BTW, a match between StockFish 10 and LeelaChessZero, an open source implementation of the same idea, will be organized in a couple of days. From the LC0 blog:
Lichess.org will host a match between the mighty Stockfish 10 and Leela. It will be a 6 games match with time control of 5'+2" with ChessNetwork commentary. Games will be played on 15th December at 17:00 UTC.
Stockfish 10 will run on 64 cores 2.3GHz Xeon, while Leela will use the latest v19.1 Lc0 with 11248 network and will run on one GTX 1080 Ti + one RTX 2080 GPU.
"Traditional chess engines – including the world computer chess champion Stockfish and IBM’s ground-breaking Deep Blue – rely on thousands of rules and heuristics handcrafted by strong human players that try to account for every eventuality in a game."
Here's one random test which showed improvement: https://github.com/Vizvezdenec/Stockfish/compare/5c2fbcd...5...
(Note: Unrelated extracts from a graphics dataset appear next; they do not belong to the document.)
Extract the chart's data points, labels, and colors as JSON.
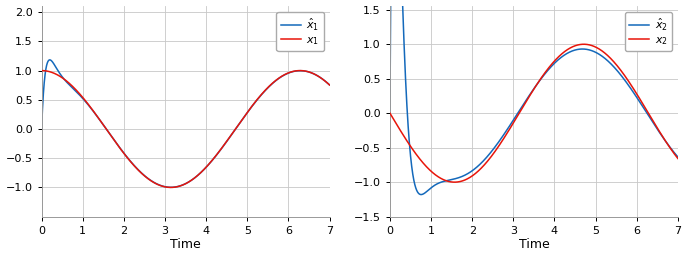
{
  "t_start": 0,
  "t_end": 7,
  "n_points": 10000,
  "x1_color": "#e8150a",
  "xhat1_color": "#1469bb",
  "x2_color": "#e8150a",
  "xhat2_color": "#1469bb",
  "legend1": [
    "$x_1$",
    "$\\hat{x}_1$"
  ],
  "legend2": [
    "$x_2$",
    "$\\hat{x}_2$"
  ],
  "xlabel": "Time",
  "ylim1": [
    -1.5,
    2.1
  ],
  "ylim2": [
    -1.5,
    1.55
  ],
  "yticks1": [
    -1.0,
    -0.5,
    0.0,
    0.5,
    1.0,
    1.5,
    2.0
  ],
  "yticks2": [
    -1.5,
    -1.0,
    -0.5,
    0.0,
    0.5,
    1.0,
    1.5
  ],
  "xticks": [
    0,
    1,
    2,
    3,
    4,
    5,
    6,
    7
  ],
  "bg_color": "#ffffff",
  "grid_color": "#c8c8c8",
  "lambda1": 5,
  "lambda2": 6,
  "lambda3": 7,
  "linewidth": 1.1,
  "figwidth": 6.87,
  "figheight": 2.57,
  "dpi": 100
}
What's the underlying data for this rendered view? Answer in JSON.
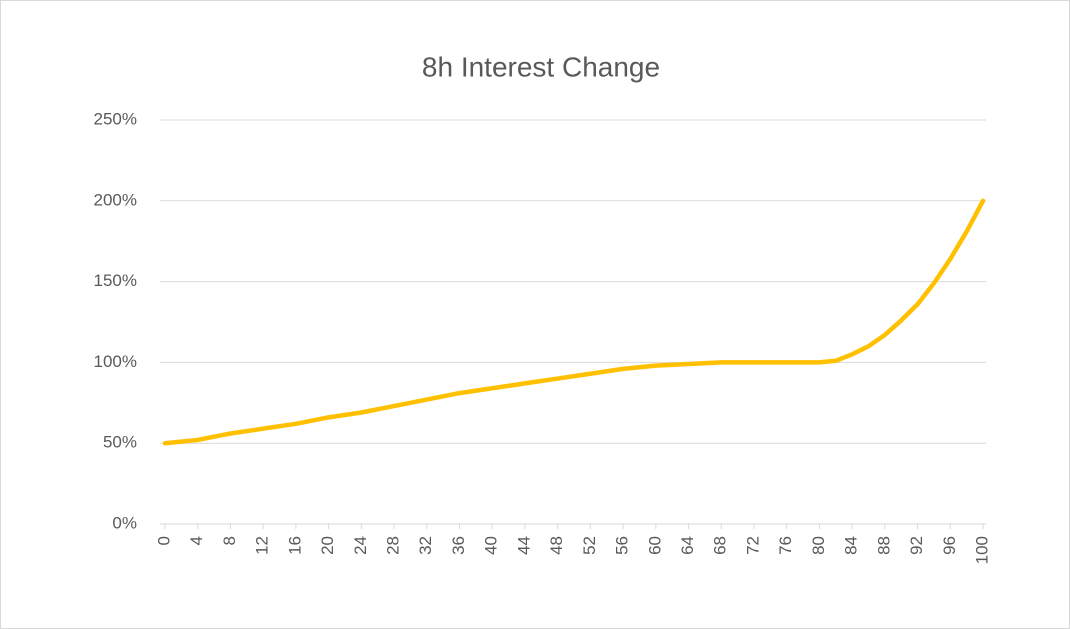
{
  "chart_data": {
    "type": "line",
    "title": "8h Interest Change",
    "x": [
      0,
      4,
      8,
      12,
      16,
      20,
      24,
      28,
      32,
      36,
      40,
      44,
      48,
      52,
      56,
      60,
      64,
      68,
      72,
      76,
      80,
      82,
      84,
      86,
      88,
      90,
      92,
      94,
      96,
      98,
      100
    ],
    "series": [
      {
        "name": "8h Interest Change",
        "color": "#ffc000",
        "values": [
          50,
          52,
          56,
          59,
          62,
          66,
          69,
          73,
          77,
          81,
          84,
          87,
          90,
          93,
          96,
          98,
          99,
          100,
          100,
          100,
          100,
          101,
          105,
          110,
          117,
          126,
          136,
          149,
          164,
          181,
          200
        ]
      }
    ],
    "xlim": [
      0,
      100
    ],
    "xticks": [
      0,
      4,
      8,
      12,
      16,
      20,
      24,
      28,
      32,
      36,
      40,
      44,
      48,
      52,
      56,
      60,
      64,
      68,
      72,
      76,
      80,
      84,
      88,
      92,
      96,
      100
    ],
    "ylim": [
      0,
      250
    ],
    "yticks": [
      {
        "value": 0,
        "label": "0%"
      },
      {
        "value": 50,
        "label": "50%"
      },
      {
        "value": 100,
        "label": "100%"
      },
      {
        "value": 150,
        "label": "150%"
      },
      {
        "value": 200,
        "label": "200%"
      },
      {
        "value": 250,
        "label": "250%"
      }
    ],
    "grid": true
  }
}
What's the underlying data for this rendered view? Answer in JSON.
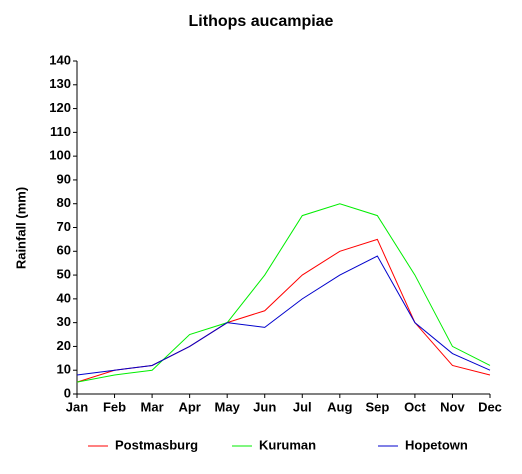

Bitboard b1 = double_pawn_attacks_bb<Them>(nonPawnEnemies) & b & attackedBy[Us][PAWN];
score += make_score(90, 72) * popcount(b1);
And look at all of the magic numbers and logic in evaluate.cpp: https://github.com/official-stockfish/Stockfish/blob/master/...In the current computer chess championships, there are Monte Carlo engines that use the search search strategy as AlphaZero with hand crafted heuristics, and they're doing ok. But they're not as strong as AZ, which learnt, by itself, what a good chess position looks like, starting from random play
As a Go player, is there any way I could download and review the game records described in this paper?
Where as the paper describes a thousand (or more) games played between Alpha Go Zero and AlphaZero.
Will you be answering questions?
I'm excited about their work but it seems that it would be much better for everyone if they just released their work openly.